Comentário da ACT: Em 28 de setembro, a Gazeta do Sul publicou um artigo onde o autor, Luiz Carlos Pauli, atacou a ACT, nosso trabalho e contestou números relativos aos males do tabagismo, sem apresentar, no entanto, nenhum contraponto.
 
A ACT pediu direito de resposta e enviou um artigo, que foi publicado no último dia 5. 
 
Além do horizonte do tabaco
 
O artigo publicado nesta seção, em 28 de setembro, intitulado Região, vamos à luta,  traz uma série de ataques descabidos a nós, da Aliança de Controle do Tabagismo (ACT). Somos uma organização não governamental, formada por representantes da sociedade organizada, voltada à promoção de ações para a diminuição do impacto sanitário, social, ambiental e econômico gerado pela produção, consumo e exposição à fumaça do tabaco. 

O planeta se preocupa, atualmente, com as doenças crônicas não transmissíveis (DCNTs), causadas especialmente pelo tabagismo, pelo uso abusivo de álcool, por uma alimentação baseada em produtos industrializados e pelo sedentarismo. No entanto, o tabagismo é o maior fator de risco entre as DCNTs e reduzir a sua prevalência nos países diminuirá, por consequência, essas doenças também.

As evidências científicas acumuladas nos últimos anos são incontestáveis, não há dúvida de que o cigarro causa danos, não apenas à saúde de quem fuma, mas também de quem fica exposto à fumaça. Da produção ao descarte existem riscos e danos à saúde e ao meio ambiente.

Em 2011, em estudo feito pela Fundação Oswaldo Cruz, pesquisadores descreveram a ocorrência da doença da folha verde do tabaco no Brasil. A enfermidade é caracterizada por uma intoxicação aguda de nicotina decorrente da absorção pela pele da substância a partir da folha da tabaco, comumente contraída por agricultores que trabalham no cultivo da planta. Seus principais sinais e sintomas são tontura, fraqueza, vômito, náusea e cefaleia. 

Infelizmente, nem sempre há a oportunidade de um diálogo franco com os fumicultores, e por meio de falsas mensagens eles são persuadidos a crer que devem atuar para impedir ou atrasar medidas de controle do tabagismo. Um dos exemplos recentes é a questão da proibição de aditivos no cigarros. A Anvisa, depois de consultas públicas, aprovou a norma, que entrará em vigor em 2013.  

O fim da adição de sabores aos produtos de tabaco nada mais é do que cumprir com as obrigações assumidas em tratado internacional de saúde pública do qual o Brasil é signatário. Aos fumicultores, devem ser oferecidos incentivos governamentais para que aqueles que desejarem encontrem alternativas viáveis à produção de tabaco. Com todos os que conversamos, a vontade de mudar para um cultivo mais saudável é unânime.

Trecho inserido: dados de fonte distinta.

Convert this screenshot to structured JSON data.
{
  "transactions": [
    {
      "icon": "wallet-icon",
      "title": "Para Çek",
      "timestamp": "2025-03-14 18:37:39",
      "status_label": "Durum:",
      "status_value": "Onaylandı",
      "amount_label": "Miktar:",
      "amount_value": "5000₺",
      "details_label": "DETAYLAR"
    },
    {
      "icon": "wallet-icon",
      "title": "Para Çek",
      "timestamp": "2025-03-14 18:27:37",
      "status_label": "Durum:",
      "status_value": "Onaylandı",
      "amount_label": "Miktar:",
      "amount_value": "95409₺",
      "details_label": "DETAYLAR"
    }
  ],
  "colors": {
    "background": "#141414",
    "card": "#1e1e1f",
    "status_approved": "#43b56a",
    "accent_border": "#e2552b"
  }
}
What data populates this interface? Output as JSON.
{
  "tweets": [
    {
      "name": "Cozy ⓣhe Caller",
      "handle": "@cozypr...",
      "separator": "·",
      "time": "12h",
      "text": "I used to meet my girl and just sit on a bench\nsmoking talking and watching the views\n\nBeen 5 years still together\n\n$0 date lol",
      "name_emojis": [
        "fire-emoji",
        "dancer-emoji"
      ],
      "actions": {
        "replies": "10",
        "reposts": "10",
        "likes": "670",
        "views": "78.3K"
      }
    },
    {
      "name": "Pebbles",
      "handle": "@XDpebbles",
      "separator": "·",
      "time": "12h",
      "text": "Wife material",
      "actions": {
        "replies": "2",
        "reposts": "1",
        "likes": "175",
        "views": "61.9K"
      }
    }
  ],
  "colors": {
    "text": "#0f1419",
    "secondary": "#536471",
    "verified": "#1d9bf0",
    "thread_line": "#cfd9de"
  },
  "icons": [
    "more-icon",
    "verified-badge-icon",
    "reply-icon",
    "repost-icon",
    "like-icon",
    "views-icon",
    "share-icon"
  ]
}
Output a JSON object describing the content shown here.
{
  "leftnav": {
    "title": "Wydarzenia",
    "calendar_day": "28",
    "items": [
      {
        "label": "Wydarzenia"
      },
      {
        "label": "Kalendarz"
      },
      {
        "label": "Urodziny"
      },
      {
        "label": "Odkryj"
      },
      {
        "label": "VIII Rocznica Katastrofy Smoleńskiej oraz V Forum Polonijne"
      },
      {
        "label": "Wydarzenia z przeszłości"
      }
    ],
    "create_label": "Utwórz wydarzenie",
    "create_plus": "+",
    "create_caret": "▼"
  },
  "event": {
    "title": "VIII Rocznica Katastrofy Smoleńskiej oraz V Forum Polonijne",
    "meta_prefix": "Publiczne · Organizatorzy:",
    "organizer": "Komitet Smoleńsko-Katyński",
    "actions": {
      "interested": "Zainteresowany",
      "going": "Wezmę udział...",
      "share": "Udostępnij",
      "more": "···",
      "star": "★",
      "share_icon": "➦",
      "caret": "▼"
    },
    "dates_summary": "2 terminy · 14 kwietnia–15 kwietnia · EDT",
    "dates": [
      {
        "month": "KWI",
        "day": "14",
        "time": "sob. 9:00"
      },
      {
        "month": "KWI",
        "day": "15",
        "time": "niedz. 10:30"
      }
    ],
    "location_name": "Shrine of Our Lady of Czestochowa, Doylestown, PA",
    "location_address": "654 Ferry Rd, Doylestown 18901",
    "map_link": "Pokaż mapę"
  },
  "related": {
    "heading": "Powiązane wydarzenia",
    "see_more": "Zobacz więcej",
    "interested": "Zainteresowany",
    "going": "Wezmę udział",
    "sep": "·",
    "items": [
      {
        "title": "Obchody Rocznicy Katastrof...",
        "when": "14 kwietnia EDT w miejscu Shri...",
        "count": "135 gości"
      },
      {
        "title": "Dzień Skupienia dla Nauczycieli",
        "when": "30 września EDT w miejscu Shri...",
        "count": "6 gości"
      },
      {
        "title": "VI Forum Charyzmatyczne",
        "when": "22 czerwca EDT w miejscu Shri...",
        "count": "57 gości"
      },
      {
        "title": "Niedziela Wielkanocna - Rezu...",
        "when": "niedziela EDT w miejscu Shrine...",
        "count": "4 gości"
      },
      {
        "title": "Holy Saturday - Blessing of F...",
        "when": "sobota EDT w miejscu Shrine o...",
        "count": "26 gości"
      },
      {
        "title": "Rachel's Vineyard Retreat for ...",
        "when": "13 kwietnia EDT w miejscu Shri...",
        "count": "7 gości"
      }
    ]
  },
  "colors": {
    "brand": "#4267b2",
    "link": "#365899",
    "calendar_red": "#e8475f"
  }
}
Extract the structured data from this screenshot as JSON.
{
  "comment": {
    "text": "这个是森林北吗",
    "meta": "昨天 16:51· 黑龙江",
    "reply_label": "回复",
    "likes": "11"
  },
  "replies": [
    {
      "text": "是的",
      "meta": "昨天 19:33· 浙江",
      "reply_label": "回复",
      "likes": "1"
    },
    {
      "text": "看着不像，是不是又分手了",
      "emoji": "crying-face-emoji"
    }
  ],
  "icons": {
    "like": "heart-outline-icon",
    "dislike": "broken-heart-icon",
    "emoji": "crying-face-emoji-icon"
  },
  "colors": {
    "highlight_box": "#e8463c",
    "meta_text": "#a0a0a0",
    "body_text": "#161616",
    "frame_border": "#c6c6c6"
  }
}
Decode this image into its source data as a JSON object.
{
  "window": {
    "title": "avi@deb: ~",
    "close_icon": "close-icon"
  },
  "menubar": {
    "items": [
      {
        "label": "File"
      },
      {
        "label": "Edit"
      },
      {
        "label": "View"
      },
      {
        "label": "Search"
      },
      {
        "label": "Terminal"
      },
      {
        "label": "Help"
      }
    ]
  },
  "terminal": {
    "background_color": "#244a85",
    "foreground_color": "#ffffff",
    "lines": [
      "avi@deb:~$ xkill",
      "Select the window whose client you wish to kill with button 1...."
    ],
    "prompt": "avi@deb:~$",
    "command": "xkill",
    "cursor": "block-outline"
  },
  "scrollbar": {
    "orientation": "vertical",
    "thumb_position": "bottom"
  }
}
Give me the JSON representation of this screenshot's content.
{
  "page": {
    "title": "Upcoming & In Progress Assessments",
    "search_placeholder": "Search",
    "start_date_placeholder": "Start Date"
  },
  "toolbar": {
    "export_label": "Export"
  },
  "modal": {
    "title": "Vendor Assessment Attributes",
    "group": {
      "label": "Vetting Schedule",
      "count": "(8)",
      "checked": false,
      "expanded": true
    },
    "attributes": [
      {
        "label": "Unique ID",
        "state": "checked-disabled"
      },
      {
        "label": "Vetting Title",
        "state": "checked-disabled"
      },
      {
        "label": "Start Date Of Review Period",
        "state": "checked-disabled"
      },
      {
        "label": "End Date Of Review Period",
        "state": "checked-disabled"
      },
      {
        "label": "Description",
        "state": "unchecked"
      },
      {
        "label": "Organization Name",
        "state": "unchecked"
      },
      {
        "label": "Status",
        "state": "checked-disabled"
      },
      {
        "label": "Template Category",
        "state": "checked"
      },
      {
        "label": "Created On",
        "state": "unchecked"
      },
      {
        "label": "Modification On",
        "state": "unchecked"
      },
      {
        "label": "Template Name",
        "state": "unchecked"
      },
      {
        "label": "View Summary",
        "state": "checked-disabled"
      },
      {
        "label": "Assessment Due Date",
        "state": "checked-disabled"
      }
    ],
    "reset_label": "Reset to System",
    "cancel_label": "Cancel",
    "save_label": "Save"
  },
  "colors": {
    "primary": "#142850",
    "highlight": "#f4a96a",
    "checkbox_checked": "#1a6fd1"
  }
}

Na economia, os custos de tratamentos de doenças causadas pelo tabagismo são de cerca de três vezes e meia mais o que foi pago em impostos federais pelo setor tabaco. O maior estudo econométrico já feito no País conclui que foram gastos em 2008, ano da pesquisa, quase R$ 21 bilhões apenas com os tratamentos. O estudo mostra uma redução das mortes por tabagismo, provavelmente resultado das medidas de controle do tabaco implementadas ao longo de mais de 20 anos no Brasil. São atualmente 130 mil mortes evitáveis anuais. 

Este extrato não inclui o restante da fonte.